SEBI in its board meeting dated May 19, 2016 took some key decisions including the following:
Offshore Derivative Instruments (ODIs)
Noting the concerns raised by the Special investigations Team with regard to identification of beneficial owners and transferability of ODIs, SEBI has decided to issue additional measures for the purpose of enhancing the transparency and control over the issuance of ODIs. The board has decided to mandate Indian Know Your Customer (KYC) norms upon issuers of ODIs who till date, followed KYC norms of their home jurisdictions or jurisdictions of holders of these instruments. Further, issuers will now identify and verify the beneficial owners in the subscriber entities, who hold in excess of 25% in case of companies and 15% in case of unincorporated entities.
Further, issuers will have to conduct KYC reviews at the time of on-boarding and subsequently, every three years for low risk, and every year for all other clients. Other obligations include, reporting all intermediate transfers that take place in a month (as opposed to recording end holders at the end of every month under the current regime) in the monthly report on ODIs, filing of suspicious transaction reports with the Financial Intelligence Unit, carrying out reconfirmation of ODI positions on a semi-annual basis and putting in place systems and carrying out periodical reviews and evaluation of controls, systems and procedures with respect to ODIs.

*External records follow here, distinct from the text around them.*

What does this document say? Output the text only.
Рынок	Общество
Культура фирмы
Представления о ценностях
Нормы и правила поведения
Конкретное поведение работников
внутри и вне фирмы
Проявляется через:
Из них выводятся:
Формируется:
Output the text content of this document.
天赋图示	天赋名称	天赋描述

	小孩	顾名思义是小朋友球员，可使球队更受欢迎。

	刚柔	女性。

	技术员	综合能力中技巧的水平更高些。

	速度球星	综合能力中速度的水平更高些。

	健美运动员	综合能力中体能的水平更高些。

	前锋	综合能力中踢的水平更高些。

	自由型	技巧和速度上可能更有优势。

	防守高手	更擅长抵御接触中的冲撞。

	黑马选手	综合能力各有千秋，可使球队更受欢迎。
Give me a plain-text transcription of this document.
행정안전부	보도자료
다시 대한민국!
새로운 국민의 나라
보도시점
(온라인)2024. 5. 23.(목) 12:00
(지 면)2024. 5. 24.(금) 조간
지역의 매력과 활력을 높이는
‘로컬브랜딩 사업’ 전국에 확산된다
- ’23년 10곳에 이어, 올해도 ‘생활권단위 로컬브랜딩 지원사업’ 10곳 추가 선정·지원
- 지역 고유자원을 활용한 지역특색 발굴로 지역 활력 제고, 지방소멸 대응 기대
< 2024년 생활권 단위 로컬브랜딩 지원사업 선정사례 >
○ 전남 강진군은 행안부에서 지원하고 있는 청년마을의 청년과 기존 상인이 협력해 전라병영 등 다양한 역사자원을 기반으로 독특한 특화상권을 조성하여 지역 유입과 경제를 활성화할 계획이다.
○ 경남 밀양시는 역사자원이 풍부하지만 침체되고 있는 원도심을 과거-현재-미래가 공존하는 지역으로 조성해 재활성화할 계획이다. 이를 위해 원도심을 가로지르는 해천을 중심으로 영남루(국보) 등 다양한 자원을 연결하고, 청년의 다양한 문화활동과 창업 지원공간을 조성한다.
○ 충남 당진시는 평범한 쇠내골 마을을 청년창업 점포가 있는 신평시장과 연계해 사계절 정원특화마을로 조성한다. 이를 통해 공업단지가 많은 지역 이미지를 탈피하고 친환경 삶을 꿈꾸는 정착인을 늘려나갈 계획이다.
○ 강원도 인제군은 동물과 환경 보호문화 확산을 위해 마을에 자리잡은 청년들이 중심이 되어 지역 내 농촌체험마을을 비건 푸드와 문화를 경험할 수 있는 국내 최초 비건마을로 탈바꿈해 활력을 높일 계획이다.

Notably, ODI subscribers will now have to seek prior permission of the original ODI issuer for further/onward issuance/transfer of ODIs. In light of the falling reliance on P-notes / ODIs in recent years due to relatively enabling direct investment norms, such measures are expected to raise the cost of issuance and holding of ODIs; making them less attractive, specially for the issuing entity. The law at times imposes regulatory burden on the issuing entity for something which it is able to enforce only by way of contract. If the end investor acts in violation of the law, it would only be in breach of the contract, which the issuing entity would possibly be hauled up for a regulatory violation.
Guidance Note on Settlement Proceedings
SEBI has decided to issue a guidance note clarifying whether violations relating to fraudulent and unfair trade practices may be settled under the SEBI (Settlement of Administrative and Civil Proceedings) Regulations, 2014. These regulations were formulated primarily to settle minor and technical violations which do not have a wider impact on the market thereby allowing enforcement to concentrate on major and significant cases. Until now, based on a conservative approach, all violations involving fraudulent and unfair trade practices have been kept out of the purview of these regulations despite there being sufficient discretion under Regulation 5(2)(b). By way of the guidance note, SEBI is set to clarify that, based on the facts, circumstances and sufficiency of evidence, SEBI would permit the settlement of cases involving fraudulent and unfair trade practices which do not have a bearing on the securities market as whole even if they effect a particular listed security and its investors. This is a welcome move to somewhat widen the scope of consentable cases thereby reducing the enforcement workload of SEBI on more minor cases.